Urheberrecht

Hat ein Fotograf einer Zeitschrift das Recht eingeräumt, eine seiner Fotografien abzudrucken, erstreckt sich diese Nutzungsrechtseinräumung nicht auf eine später erschienene CD-ROM-Ausgabe der Jahrgangsbände der Zeitschrift.

Ist die erforderliche Zustimmung zu einer solchen CD-ROM-Ausgabe nicht eingeholt worden, kann der Fotograf mit Hilfe des Unterlassungsanspruchs gegen die ungenehmigte Verwertung seiner Werke oder Leistungen vorgehen. Dem steht nicht der Einwand der unzulässigen Rechtsausübung entgegen, auch wenn der Fotograf aufgrund vertraglicher Treuepflichten bei rechtzeitiger Anfrage verpflichtet gewesen wäre, einer Nutzung seiner Fotografien im Rahmen der CD-ROM-Ausgabe zuzustimmen.

Wird der Verletzer auf Ersatz des im Wege der Lizenzanalogie berechneten Schadens in Anspruch genommen, führt die Zahlung nicht zum Abschluss eines Lizenzvertrags und damit auch nicht zur Einräumung eines Nutzungsrechts.

Fundstelle: MMR 2002, 231

Im Zusammenspiel mit einem PC und einem Drucker ist ein Flachbett-Scanner mit der dazugehörigen, auf dem PC installierten Software geeignet, ähnlich wie ein herkömmliches Fotokopiergerät eingesetzt zu werden. Die für die entsprechenden Vervielfältigungsvorgänge geschuldete urheberrechtliche Vergütung ist von den Herstellern und Importeuren der Scanner zu tragen.
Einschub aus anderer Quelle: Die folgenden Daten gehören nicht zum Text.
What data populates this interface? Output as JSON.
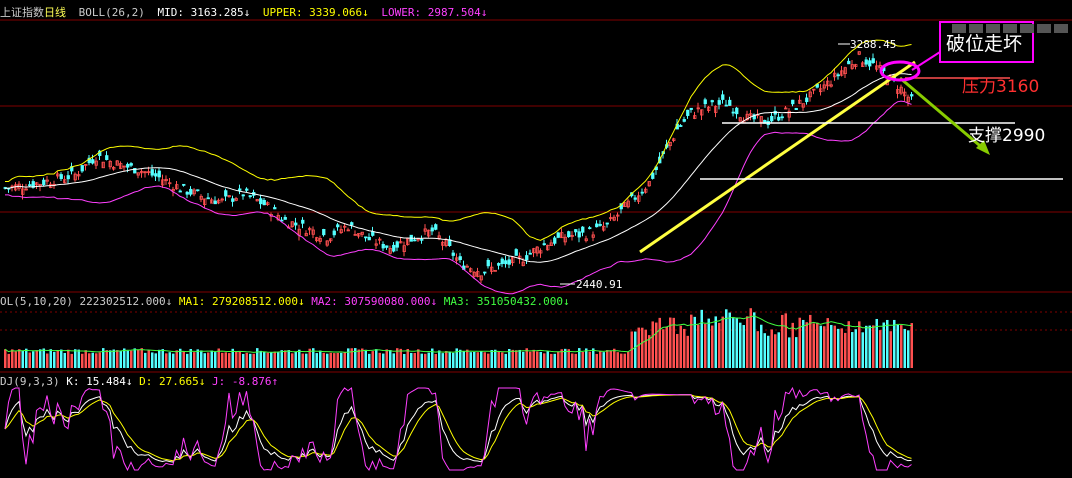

Wer Teile einer fremden, nach § 87 a Abs. 1 Satz 1 UrhG geschützten Datenbank (hier: lyrische Texte) in einem Frameset darstellt und sie mit Werbebannern verbindet, verbreitet die Inhalte in unzulässiger Weise. Eine solche Verbindung zwischen fremder Werbung und eigenen Texten muss der Betreiber einer Datenbank grundsätzlich nicht hinnehmen.

Die im Internet angebotene Software »Napster«, durch die ein Download von Musiktiteln im Internet ermöglicht wird, verletzt die Rechte aus § 15 Abs. 2 UrhG zur öffentlichen Wiedergabe. Diese Rechtsverletzung ist dem Anbieter von »Napster« auch zuzurechnen, da »Napster« Verzeichnisse mit Suchmaschinenfunktion anbietet und § 5 Abs. 2 TDG einer Haftung insoweit nicht entgegensteht.

Das Anbieten eines Links auf ein Online-Lexikon kann eine Vervielfältigung im Sinne des § 16 UrhG darstellen, wenn nach Anklicken des Links die verweisende Web-Site nicht »vollständig verlassen« wird und die aufgerufene Site eine Datenbank mit urheberrechtlich geschützten Einzeleinträgen enthält. Wer ein Online-Lexikon für Dritte frei abrufbar im Internet anbietet erteilt damit keine konkludente Zustimmung zu einem Link eines Dritten in beliebiger Form.